Fri Jan 6 10:23:21 PST 2006

:Out of curiosity, what is DragonFly doing with the network timing counters (ie, 
:TCPOPT_TIMESTAMP and the stuff in <netinet/tcp_timer.h>), has that been 
:seperated from HZ too?
:
:I'm pretty sure that setting:
:
:#define TCPTV_MSL       ( 30*hz)                /* max seg lifetime (hah!) */
:
:...with HZ=1000 or more is not entirely correct.  :-)  Not when it started with 
:the TTL in hops being equated to one hop per second...
:
:-- 
:-Chuck

    Well, you know what they say... if it aint broke, don't fix it.  In this
    case the network stacks use that wonderful callwheel code that was 
    written years ago (in FreeBSD).  SYSTIMERS aren't designed to handle
    billions of timers like the callwheel code is so it wouldn't be a
    proper application.

    The one change I made to the callwheel code was to make it per-cpu in
    order to guarentee that e.g. a device driver that installs an interrupt
    and a callout would get both on the same cpu and thus be able to use
    normal critical sections to interlock between them.  This is a 
    particularly important aspect of our lockless per-cpu tcp protocol
    threads.  DragonFly's crit_enter()/crit_exit() together only take 9ns
    (with INVARIANTS turned on), whereas the minimum non-contended inline
    mutex (lwkt_serialize_enter()/exit()) takes around 20ns.

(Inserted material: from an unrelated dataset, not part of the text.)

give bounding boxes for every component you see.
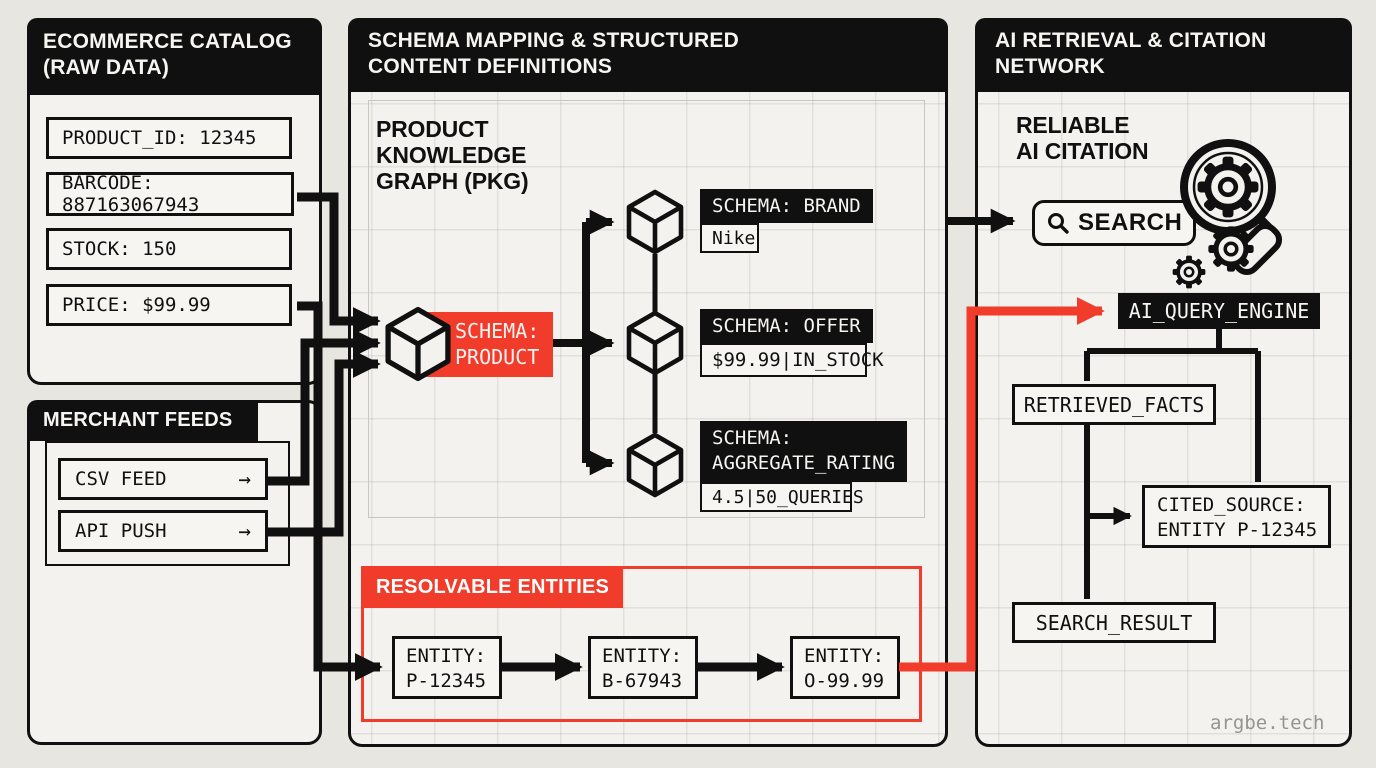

    I don't know what edge cases exist when 'hz' is set so high.  Since we
    don't use hz for things that would normally require it to be set to a
    high frequency, we just leave hz set to 100.

    --

    One side note.  I've found both our userland (traditional bsd4) and
    our LWKT scheduler to be really finicky about being properly woken
    up via AST when a reschedule is required.  Preemption by <<non-interrupt>>
    threads is not beneficial at all since most kernel ops take < 1uS to
    execute major operations. 'hz' is not relevant because it only effects
    processes operating in batch.  But 'forgetting' to queue an AST to
    reschedule a thread ASAP (without preempting) when you are supposed
    to can result in terrible interactive response because you have
    processes winding up using their whole quantum before they realize
    that they should have rescheduled.  I've managed to break this three
    times over the years in DragonFly... stupid things like forgetting a
    crit_exit() or clearing the reschedule bit without actually rescheduling
    or doing the wrong check in doreti(), etc.  The bugs often went unnoticed
    for weeks because it wasn't noticed until someone did some heavily
    cpu-bound work or test.  It is the A#1 problem that you have to look
    for if you have scheduler issues.  All non-interrupt-thread preemption
    accomplishes is to blow up your caches and prevent you from being able
    to aggregate work between threads (which could be especially important
    since your I/O is threaded in FreeBSD).

					-Matt
					Matthew Dillon 
					<dillon at backplane.com>